Blurring upwards and downwards
- Blurring upwards: The upper assembly level doing what actually the lower should do.
- Blurring downwards: The lower assembly level doing what actually the upper should do.
This links to the old outdated molecular assembler concept. Where the idea was that they would produce everything in place
with just one (or at best two) assembly levels involved. The main issue here (in this context) was inefficiency (the bigger the product gets the less surface you have left to work on even super complex dendridic retraction retraction channels don't solve the problem (See: "Fractal growth speedup limit") in case one really wants a fully solid block of product. Additionally there is the lack of specialization to standard parts that slows things down.
In todays 3D printing technology there's also the tendency to blur assembly levels downwards. This is simply because as of yet (2018) a second assembly level (a pick and place manipulator assembling pre-printed parts robotically and fully automated) above the bottommost one (the 3D printer) has not yet been introduced.
A concrete manifestation of the downward blurring of assembly levels in the 3D printing space is the hype for "in place printing" aka "printing complex assemblies in one piece". While this may work for some designs its important to recognize the limitations, and that in some cases (e.g. when there are very many parts - like in 3D printers themselves) it's actually just an inefficient hack to compensate for the lack of a higher up assembly level that is not called human hands.
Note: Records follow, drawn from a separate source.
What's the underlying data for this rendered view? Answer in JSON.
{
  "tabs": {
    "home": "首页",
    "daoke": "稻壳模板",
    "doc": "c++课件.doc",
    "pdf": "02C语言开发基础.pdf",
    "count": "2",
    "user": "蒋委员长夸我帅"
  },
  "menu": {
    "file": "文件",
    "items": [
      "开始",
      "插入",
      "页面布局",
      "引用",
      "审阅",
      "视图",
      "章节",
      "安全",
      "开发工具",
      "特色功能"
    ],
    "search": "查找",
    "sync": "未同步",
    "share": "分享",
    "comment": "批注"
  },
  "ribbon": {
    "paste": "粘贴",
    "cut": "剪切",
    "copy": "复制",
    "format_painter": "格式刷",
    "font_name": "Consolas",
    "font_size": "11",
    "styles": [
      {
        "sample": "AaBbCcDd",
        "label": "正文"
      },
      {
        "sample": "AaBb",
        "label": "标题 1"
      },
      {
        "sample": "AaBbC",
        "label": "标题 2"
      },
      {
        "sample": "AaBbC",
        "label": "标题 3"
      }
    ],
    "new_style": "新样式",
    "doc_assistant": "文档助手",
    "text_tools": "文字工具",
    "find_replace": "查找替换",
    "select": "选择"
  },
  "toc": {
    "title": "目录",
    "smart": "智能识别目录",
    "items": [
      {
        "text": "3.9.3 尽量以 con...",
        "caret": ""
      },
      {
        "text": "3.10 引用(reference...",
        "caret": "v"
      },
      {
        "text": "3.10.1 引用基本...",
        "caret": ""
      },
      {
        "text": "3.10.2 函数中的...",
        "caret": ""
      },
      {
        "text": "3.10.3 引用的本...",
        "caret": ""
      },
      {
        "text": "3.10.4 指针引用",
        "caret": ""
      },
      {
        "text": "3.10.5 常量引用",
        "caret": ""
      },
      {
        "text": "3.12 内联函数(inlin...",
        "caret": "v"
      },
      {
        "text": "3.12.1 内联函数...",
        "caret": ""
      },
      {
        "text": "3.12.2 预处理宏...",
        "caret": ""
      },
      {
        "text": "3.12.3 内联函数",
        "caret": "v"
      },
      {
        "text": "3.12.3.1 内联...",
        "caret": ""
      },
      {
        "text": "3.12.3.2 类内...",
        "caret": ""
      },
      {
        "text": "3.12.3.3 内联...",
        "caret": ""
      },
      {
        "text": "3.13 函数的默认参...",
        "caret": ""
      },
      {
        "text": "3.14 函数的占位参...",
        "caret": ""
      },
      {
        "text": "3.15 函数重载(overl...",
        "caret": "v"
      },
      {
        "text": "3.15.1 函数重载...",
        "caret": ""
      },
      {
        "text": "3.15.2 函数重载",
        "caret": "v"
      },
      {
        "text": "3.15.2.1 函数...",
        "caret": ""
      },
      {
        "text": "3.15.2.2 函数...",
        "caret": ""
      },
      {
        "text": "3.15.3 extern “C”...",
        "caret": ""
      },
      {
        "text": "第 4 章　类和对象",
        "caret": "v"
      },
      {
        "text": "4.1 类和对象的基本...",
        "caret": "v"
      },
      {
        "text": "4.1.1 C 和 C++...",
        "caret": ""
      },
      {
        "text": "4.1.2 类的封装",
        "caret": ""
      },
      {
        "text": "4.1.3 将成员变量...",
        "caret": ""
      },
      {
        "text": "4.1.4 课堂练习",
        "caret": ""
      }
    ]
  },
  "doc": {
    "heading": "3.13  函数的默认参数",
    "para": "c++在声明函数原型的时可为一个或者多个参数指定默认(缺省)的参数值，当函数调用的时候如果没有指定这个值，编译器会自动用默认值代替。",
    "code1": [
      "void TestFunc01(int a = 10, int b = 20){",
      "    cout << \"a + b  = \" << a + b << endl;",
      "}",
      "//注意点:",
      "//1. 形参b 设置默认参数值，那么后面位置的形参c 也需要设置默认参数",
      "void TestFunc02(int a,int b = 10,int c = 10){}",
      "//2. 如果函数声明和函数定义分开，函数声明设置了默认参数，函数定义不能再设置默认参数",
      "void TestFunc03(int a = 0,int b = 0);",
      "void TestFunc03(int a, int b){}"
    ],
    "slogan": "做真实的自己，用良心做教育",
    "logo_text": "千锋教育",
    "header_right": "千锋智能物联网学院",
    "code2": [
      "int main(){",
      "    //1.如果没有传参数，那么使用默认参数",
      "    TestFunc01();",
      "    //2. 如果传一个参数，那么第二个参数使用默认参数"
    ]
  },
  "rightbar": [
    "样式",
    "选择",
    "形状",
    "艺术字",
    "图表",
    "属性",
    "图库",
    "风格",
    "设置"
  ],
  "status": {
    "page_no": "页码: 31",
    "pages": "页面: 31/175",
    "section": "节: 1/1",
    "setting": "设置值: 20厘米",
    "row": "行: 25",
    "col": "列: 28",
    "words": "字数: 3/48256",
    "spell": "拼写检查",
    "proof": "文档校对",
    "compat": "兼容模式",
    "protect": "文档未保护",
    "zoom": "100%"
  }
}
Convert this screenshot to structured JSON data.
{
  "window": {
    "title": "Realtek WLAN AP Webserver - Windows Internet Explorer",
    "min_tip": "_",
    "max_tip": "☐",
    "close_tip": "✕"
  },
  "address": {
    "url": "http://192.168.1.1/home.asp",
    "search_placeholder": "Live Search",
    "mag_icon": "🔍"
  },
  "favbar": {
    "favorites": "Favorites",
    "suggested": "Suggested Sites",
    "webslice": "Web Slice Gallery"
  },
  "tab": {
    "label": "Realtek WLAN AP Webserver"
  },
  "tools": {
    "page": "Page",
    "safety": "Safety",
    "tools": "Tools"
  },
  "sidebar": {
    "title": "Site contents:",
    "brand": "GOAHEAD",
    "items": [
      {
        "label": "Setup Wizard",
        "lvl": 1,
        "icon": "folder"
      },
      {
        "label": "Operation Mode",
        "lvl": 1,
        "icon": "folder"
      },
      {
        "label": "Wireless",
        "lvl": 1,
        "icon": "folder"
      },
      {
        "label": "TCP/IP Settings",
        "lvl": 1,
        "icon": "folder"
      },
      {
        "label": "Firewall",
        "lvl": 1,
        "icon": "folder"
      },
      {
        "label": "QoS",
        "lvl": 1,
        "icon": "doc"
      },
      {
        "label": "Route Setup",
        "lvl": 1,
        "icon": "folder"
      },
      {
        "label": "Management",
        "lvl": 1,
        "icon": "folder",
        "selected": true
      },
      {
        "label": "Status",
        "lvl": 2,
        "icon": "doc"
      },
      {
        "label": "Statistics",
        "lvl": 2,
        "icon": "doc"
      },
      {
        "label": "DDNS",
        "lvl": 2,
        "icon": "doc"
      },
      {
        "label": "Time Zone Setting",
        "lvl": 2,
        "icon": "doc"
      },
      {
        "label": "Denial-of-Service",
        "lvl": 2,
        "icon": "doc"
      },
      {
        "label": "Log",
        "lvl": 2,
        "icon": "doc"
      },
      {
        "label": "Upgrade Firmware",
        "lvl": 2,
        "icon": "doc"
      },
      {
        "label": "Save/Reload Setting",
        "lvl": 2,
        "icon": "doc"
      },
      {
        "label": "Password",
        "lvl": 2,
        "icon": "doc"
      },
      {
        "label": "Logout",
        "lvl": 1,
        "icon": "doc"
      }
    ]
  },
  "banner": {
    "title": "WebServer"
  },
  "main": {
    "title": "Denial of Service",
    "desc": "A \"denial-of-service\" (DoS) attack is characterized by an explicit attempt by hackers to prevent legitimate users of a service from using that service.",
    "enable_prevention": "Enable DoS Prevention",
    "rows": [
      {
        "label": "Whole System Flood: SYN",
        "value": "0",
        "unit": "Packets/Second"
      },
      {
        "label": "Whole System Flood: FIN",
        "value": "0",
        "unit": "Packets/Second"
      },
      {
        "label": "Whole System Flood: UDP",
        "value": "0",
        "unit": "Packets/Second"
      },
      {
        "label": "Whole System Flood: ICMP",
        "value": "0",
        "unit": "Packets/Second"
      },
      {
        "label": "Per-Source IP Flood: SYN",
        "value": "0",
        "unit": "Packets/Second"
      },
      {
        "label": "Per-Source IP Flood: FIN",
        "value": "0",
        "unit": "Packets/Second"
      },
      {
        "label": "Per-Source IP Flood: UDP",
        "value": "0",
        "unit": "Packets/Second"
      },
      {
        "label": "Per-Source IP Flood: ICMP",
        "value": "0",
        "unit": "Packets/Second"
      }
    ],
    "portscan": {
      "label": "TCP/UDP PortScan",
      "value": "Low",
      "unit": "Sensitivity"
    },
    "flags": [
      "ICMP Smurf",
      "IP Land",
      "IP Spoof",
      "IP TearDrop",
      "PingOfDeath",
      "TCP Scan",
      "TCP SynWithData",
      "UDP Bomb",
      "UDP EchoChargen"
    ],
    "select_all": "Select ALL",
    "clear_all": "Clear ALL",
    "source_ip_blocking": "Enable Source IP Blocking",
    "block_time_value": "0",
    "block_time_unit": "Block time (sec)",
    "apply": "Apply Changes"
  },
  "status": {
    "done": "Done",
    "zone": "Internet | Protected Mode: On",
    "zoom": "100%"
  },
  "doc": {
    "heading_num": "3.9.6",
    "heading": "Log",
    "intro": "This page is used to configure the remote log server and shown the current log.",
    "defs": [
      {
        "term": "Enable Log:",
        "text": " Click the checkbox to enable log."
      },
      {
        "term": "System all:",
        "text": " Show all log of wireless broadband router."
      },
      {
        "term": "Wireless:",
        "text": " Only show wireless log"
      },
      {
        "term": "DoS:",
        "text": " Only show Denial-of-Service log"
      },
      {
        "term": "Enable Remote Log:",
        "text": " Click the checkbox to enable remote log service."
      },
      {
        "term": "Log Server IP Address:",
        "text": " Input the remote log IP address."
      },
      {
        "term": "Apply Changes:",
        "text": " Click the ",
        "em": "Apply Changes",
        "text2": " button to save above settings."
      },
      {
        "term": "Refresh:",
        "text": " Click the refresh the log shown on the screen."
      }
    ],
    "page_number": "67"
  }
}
Plus there are issues with big necessary clearances and pretty much unautomatable support removal wich make getting well tensioned highly stiff assemblies very difficult (to say the least).
In short: In place printing sucks for any halfway serious machine design.
In place mechanosynthesis of bigger interlocking assemblies of crystolecules may face similar hardships as in place 3D printing.
Concrete discussion of the blurring of assembly levels
Blurring assembly levels downwards
- In place mechanosynthesis:
The mechanosynthesis assembly level is invading the dominion of the crystolecule assembly level above.
This might not be such a good idea.
- In place crystolecule assembly:
The crystolecule assembly level is invading the dominion of the microcomponent assembly level above.
This might be useful depending on the application case.
- In place microcomponent assembly:
The microcomponent assembly level is invading the dominion of the product(fragment) assembly level above.
This is very likely a good idea. After all this is the eraliest point where convergent assembly can be stopped for a practical nanofactory. So if the convergent assembly hierarchy is indeed stopped here, there is simply no other option than (massively parallel) in place assembly.
Note that out of place assembly is the norm.
That is: In case the assembly levels are properly separated and there is no blurring, one has out of place assembly.
Meta-side-note: "Downward-blurring" is used here because what should be done at a specific assembly level is shoved down to the assembly level below. This may not be the best choice for naming. (wiki-TODO: check pros, cons, alternatives, ...)
Blurring assembly levels upwards
- The crystolecule assembly level doing mechanosynthesis:
This is maybe useful for very rare special parts. Or for fine after touches on standard parts.
- The microcomponent assembly level doing crystolecule handling: ... Maybe this is not so useful?
- The product(fragment) assembly level doing microcomponent handing: ??